Goodbye, Sceptred Isle
From the desk of The Brussels Journal on Thu, 2008-02-21 14:53
A quote from The Daily Telegraph, 21 February 2008
Britain is experiencing the worst "brain drain" of any country as highly qualified professionals settle abroad, an authoritative international study showed yesterday. […] There are now 3.247 million British-born people living abroad, of whom more than 1.1 million are highly-skilled university graduates, […] according to the study by the Organisation of Economic Co-operation and Development (OECD).
No other nation is losing so many qualified people, it points out. Britain has now lost more than one in 10 of its most skilled citizens, while overall only Mexico has had more people emigrate. […] Britain's exodus is far higher than any of the OECD's other 29 members. Germany has lost only 860,000 highly-skilled workers, America 410,000 and France 370,000. […]
Figures from the Office for National Statistics last year, suggested that 207,000 Britons - one every three minutes - left in 2006. The emigration rate is at its highest since just after the Second World War.
Not so, Dr. D
Submitted by Dunnyveg on Fri, 2008-02-22 19:47.
It's not true that the US receives the most ignorant and least capable citizens of Mexico. This group isn't capable of marshaling the resources, or doing the planning necessary to enter the US illegally. And since the most educated, capable Mexicans are as white as any European, it's also the case that the US doesn't receive the most capable either. The US receives that large group in the middle, the blue collar working-class Mexicans. But it is true that if the US wasn't serving as a safety valve the corrupt Mexican system would explode in a revolution. Vive la Revolucion!
Death of Europe
Submitted by Rob the Ugly American on Fri, 2008-02-22 09:57.
This data isn't new; the idea that skilled professionals have been fleeing Europe is one of the pillars of the argument that Europe won't be able to stem its steep decline and will go quietly into the Muslim night.

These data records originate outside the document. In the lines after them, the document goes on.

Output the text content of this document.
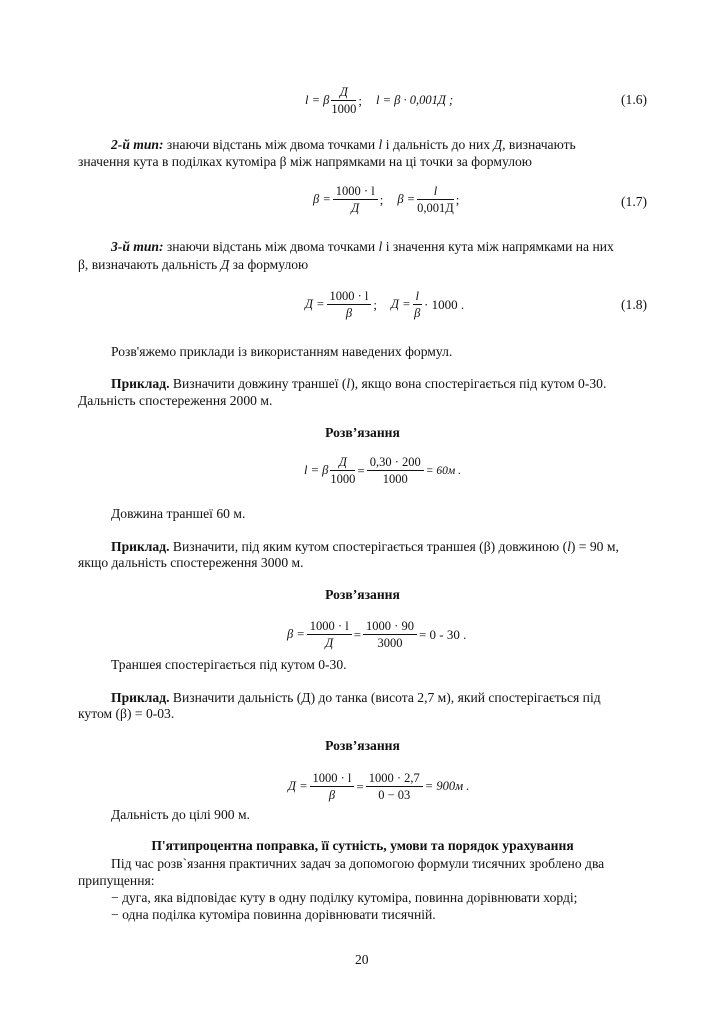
l = β $\frac{Д}{1000}$ ; l = β · 0,001Д ;	(1.6)
2-й тип: знаючи відстань між двома точками l і дальність до них Д, визначають
значення кута в поділках кутоміра β між напрямками на ці точки за формулою
$\beta = \frac{1000 \cdot l}{Д}$ ; $\beta = \frac{l}{0,001Д}$ ;	(1.7)
3-й тип: знаючи відстань між двома точками l і значення кута між напрямками на них
β, визначають дальність Д за формулою
$Д = \frac{1000 \cdot l}{\beta}$ ; $Д = \frac{l}{\beta} \cdot 1000$ .	(1.8)
Розв'яжемо приклади із використанням наведених формул.
Приклад. Визначити довжину траншеї (l), якщо вона спостерігається під кутом 0-30.
Дальність спостереження 2000 м.
Розв’язання
l = β $\frac{Д}{1000} = \frac{0,30 \cdot 200}{1000} = 60м$ .
Довжина траншеї 60 м.
Приклад. Визначити, під яким кутом спостерігається траншея (β) довжиною (l) = 90 м,
якщо дальність спостереження 3000 м.
Розв’язання
$\beta = \frac{1000 \cdot l}{Д} = \frac{1000 \cdot 90}{3000} = 0 - 30$ .
Траншея спостерігається під кутом 0-30.
Приклад. Визначити дальність (Д) до танка (висота 2,7 м), який спостерігається під
кутом (β) = 0-03.
Розв’язання
$Д = \frac{1000 \cdot l}{\beta} = \frac{1000 \cdot 2,7}{0 - 03} = 900м$ .
Дальність до цілі 900 м.
П'ятипроцентна поправка, її сутність, умови та порядок урахування
Під час розв`язання практичних задач за допомогою формули тисячних зроблено два
припущення:
− дуга, яка відповідає куту в одну поділку кутоміра, повинна дорівнювати хорді;
− одна поділка кутоміра повинна дорівнювати тисячній.
20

Books like Steyn's America Alone make a similar point. There've been articles on this phenomena for awhile; it used to be they'd emigrate to other countries in the Anglosphere, but now Asia is attracting a good number as well.
Here's an article from a year back in the NY Times on the 'agonizing' brain drain in Germany:
http://www.nytimes.com/2007/02/06/world/europe/06germany.html?_r=1&hp&ex...
Realpolitiks
Submitted by onecent on Fri, 2008-02-22 01:49.
Dr.D, Mexico gets with their unemployed sent across the US border a big plus because they get a pass on the revolution the greedy elites so well deserve. The Revolution gets postponed as it does for Muslim countries and their ruling elite. Absorbing the misery of Mexico in the US gives their elitist slobs a break, same in Europe with the absorption of unskilled Muslim masses.
They win, we lose, thanks to the lame leftist's misplaced sense of guilt and stupidity in the realm of realpolitiks .
Net streams?
Submitted by Raymond on Thu, 2008-02-21 22:51.
Very nice, but where are those people? Half of the story is missing; someone leaves and supposedly arrives somewhere and does not turn into neutrinos.
Departures:
Great Britain 3.247 million
Germany 860,000
America 410,000
France 370,000
Arrivals
?
So, some surely vent to USA, others to France, some to Great Britain, ... Thailand? Where are they? Without the other half we know essentially nothing. What are the net values?
-- Raymond
Does the formatting work on this website? Why do I have to add empty lines, even if I see HTML markup when I edit an entry?
Not like mexico
Submitted by Dr. D on Thu, 2008-02-21 17:08.
In the case of mexico, the loss of people is an advantage because their people are mostly ignorant and a drag on the economy. This is the opposite of Great Britain which, until recently, had a well educated population that was highly productive. They have chosen to replace them with an uneducated, unproductive, izlamic radical population that will live mostly at public expense. Just how this is a net gain for the country is hard to see, but it seems to be public policy none the less. What a shame!